Thomas Hoenig, vice chairman of the Federal Deposit Insurance Corp., said that while his agency can handle the wind-down of one big failing bank at a time, a larger crisis could lead to talk of bailouts.
Hoenig said the authority given to U.S. banking regulators in the Dodd-Frank Act to dismantle a large bank may be effective only in an “idiosyncratic” situation and not a wider breakdown. In the latter case, lawmakers may be pressured to weigh a bailout like the Troubled Asset Relief Program of the 2008 credit crisis, he said at a House Financial Services Committee hearing today.
“If you have a systematic meltdown, as we did last time, I feel pretty confident that the Congress will be asked for another TARP,” he said.
While regulators work to figure out how they would use the law to wind down failing banks, he said “we have institutions that are every bit as vulnerable as they were before.” Big banks are “woefully undercapitalized,” and he contends they should be forced to set aside larger buffers, such as a 10 percent tangible capital ratio.
In statistics he submitted to the committee, bank leverage ratios, as calculated under Europe’s International Financial Reporting Standards, are frequently below 4 percent -- and even lower among some of the largest non-U.S. banks. Deutsche Bank AG (DB:US) is at 1.63 percent and Zurich-based UBS AG (UBSN) at 2.52 percent, his numbers show. Morgan Stanley (MS:US) is the lowest among the largest U.S. banks, at 2.55 percent.
Hoenig, a former Federal Reserve Bank of Kansas City president, said at the hearing that Dodd-Frank didn’t pull the government safety net from banks’ investment arms, which could have made the institutions easier to handle in a crisis by causing them to wall off their investment units.

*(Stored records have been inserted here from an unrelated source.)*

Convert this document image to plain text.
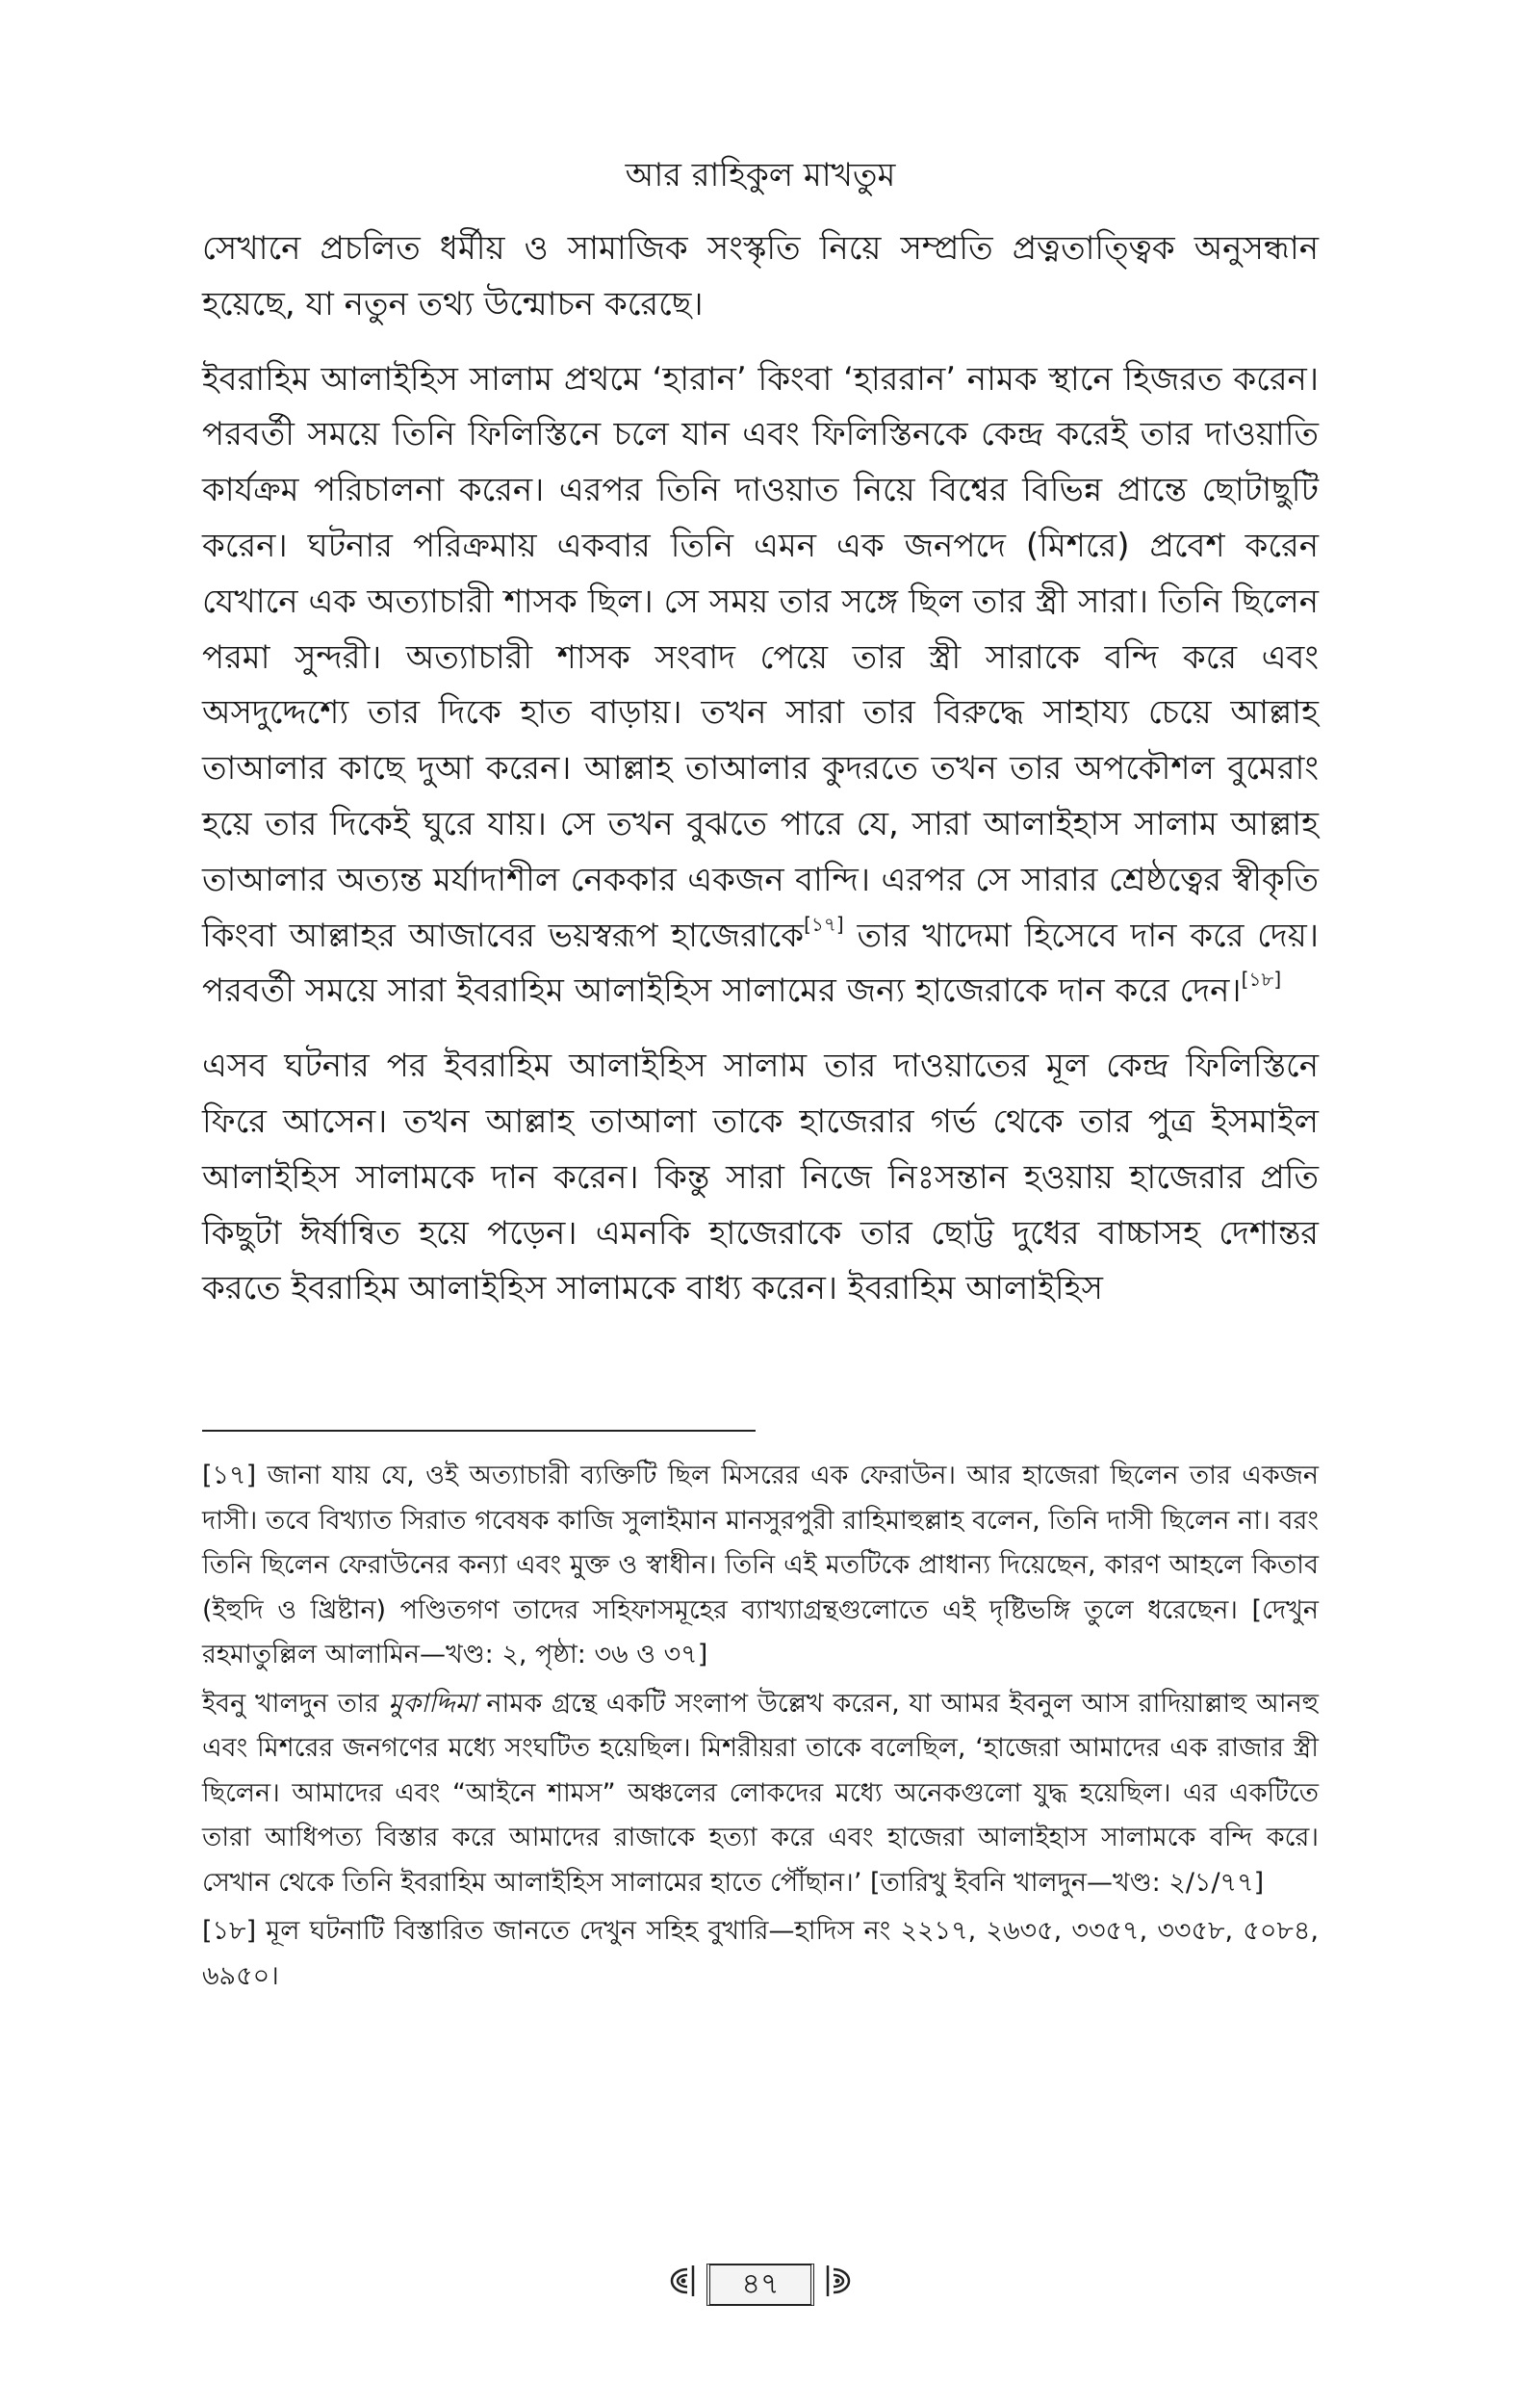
আর রাহিকুল মাখতুম

সেখানে প্রচলিত ধর্মীয় ও সামাজিক সংস্কৃতি নিয়ে সম্প্রতি প্রত্নতাত্ত্বিক অনুসন্ধান হয়েছে, যা নতুন তথ্য উন্মোচন করেছে।

ইবরাহিম আলাইহিস সালাম প্রথমে ‘হারান’ কিংবা ‘হাররান’ নামক স্থানে হিজরত করেন। পরবর্তী সময়ে তিনি ফিলিস্তিনে চলে যান এবং ফিলিস্তিনকে কেন্দ্র করেই তার দাওয়াতি কার্যক্রম পরিচালনা করেন। এরপর তিনি দাওয়াত নিয়ে বিশ্বের বিভিন্ন প্রান্তে ছোটাছুটি করেন। ঘটনার পরিক্রমায় একবার তিনি এমন এক জনপদে (মিশরে) প্রবেশ করেন যেখানে এক অত্যাচারী শাসক ছিল। সে সময় তার সঙ্গে ছিল তার স্ত্রী সারা। তিনি ছিলেন পরমা সুন্দরী। অত্যাচারী শাসক সংবাদ পেয়ে তার স্ত্রী সারাকে বন্দি করে এবং অসদুদ্দেশ্যে তার দিকে হাত বাড়ায়। তখন সারা তার বিরুদ্ধে সাহায্য চেয়ে আল্লাহ তাআলার কাছে দুআ করেন। আল্লাহ তাআলার কুদরতে তখন তার অপকৌশল বুমেরাং হয়ে তার দিকেই ঘুরে যায়। সে তখন বুঝতে পারে যে, সারা আলাইহাস সালাম আল্লাহ তাআলার অত্যন্ত মর্যাদাশীল নেককার একজন বান্দি। এরপর সে সারার শ্রেষ্ঠত্বের স্বীকৃতি কিংবা আল্লাহর আজাবের ভয়স্বরূপ হাজেরাকে[১৭] তার খাদেমা হিসেবে দান করে দেয়। পরবর্তী সময়ে সারা ইবরাহিম আলাইহিস সালামের জন্য হাজেরাকে দান করে দেন।[১৮]

এসব ঘটনার পর ইবরাহিম আলাইহিস সালাম তার দাওয়াতের মূল কেন্দ্র ফিলিস্তিনে ফিরে আসেন। তখন আল্লাহ তাআলা তাকে হাজেরার গর্ভ থেকে তার পুত্র ইসমাইল আলাইহিস সালামকে দান করেন। কিন্তু সারা নিজে নিঃসন্তান হওয়ায় হাজেরার প্রতি কিছুটা ঈর্ষান্বিত হয়ে পড়েন। এমনকি হাজেরাকে তার ছোট্ট দুধের বাচ্চাসহ দেশান্তর করতে ইবরাহিম আলাইহিস সালামকে বাধ্য করেন। ইবরাহিম আলাইহিস

[১৭] জানা যায় যে, ওই অত্যাচারী ব্যক্তিটি ছিল মিসরের এক ফেরাউন। আর হাজেরা ছিলেন তার একজন দাসী। তবে বিখ্যাত সিরাত গবেষক কাজি সুলাইমান মানসুরপুরী রাহিমাহুল্লাহ বলেন, তিনি দাসী ছিলেন না। বরং তিনি ছিলেন ফেরাউনের কন্যা এবং মুক্ত ও স্বাধীন। তিনি এই মতটিকে প্রাধান্য দিয়েছেন, কারণ আহলে কিতাব (ইহুদি ও খ্রিষ্টান) পণ্ডিতগণ তাদের সহিফাসমূহের ব্যাখ্যাগ্রন্থগুলোতে এই দৃষ্টিভঙ্গি তুলে ধরেছেন। [দেখুন রহমাতুল্লিল আলামিন—খণ্ড: ২, পৃষ্ঠা: ৩৬ ও ৩৭]

ইবনু খালদুন তার মুকাদ্দিমা নামক গ্রন্থে একটি সংলাপ উল্লেখ করেন, যা আমর ইবনুল আস রাদিয়াল্লাহু আনহু এবং মিশরের জনগণের মধ্যে সংঘটিত হয়েছিল। মিশরীয়রা তাকে বলেছিল, ‘হাজেরা আমাদের এক রাজার স্ত্রী ছিলেন। আমাদের এবং “আইনে শামস” অঞ্চলের লোকদের মধ্যে অনেকগুলো যুদ্ধ হয়েছিল। এর একটিতে তারা আধিপত্য বিস্তার করে আমাদের রাজাকে হত্যা করে এবং হাজেরা আলাইহাস সালামকে বন্দি করে। সেখান থেকে তিনি ইবরাহিম আলাইহিস সালামের হাতে পৌঁছান।’ [তারিখু ইবনি খালদুন—খণ্ড: ২/১/৭৭]

[১৮] মূল ঘটনাটি বিস্তারিত জানতে দেখুন সহিহ বুখারি—হাদিস নং ২২১৭, ২৬৩৫, ৩৩৫৭, ৩৩৫৮, ৫০৮৪, ৬৯৫০।

৪৭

Two Federal Reserve district bank presidents, Richmond’s Jeffrey Lacker and Richard Fisher of Dallas, said they believe Dodd-Frank didn’t end the perception that some banks are too big to fail.
“I don’t think we have prevented taxpayer bailouts by Dodd-Frank,” Fisher told lawmakers.
Lacker said the law failed to end the too-big-to-fail perception because it gives a “tremendous amount of discretion” to regulators in deciding how to take down banks, leaving government officials too vulnerable to lobbying and outside influence. He said he thought overhauling the bankruptcy code may be “worthy of consideration” if it can help a big bank go bankrupt rather than relying on FDIC resolution.
The law gave the FDIC the power to dismantle a bank if bankruptcy would be too risky. Former FDIC Chairman Sheila Bair, who also testified today, said the agency has come up with “a viable, operational strategy so the shareholder and creditors will take the losses” instead of taxpayers.
Dodd-Frank also called for banks to write so-called living wills to plan their own demise in the bankruptcy courts. It requires the plans be “credible” and to show how the banks can go bankrupt without threatening the financial system -- “a very tough standard,” according to Bair.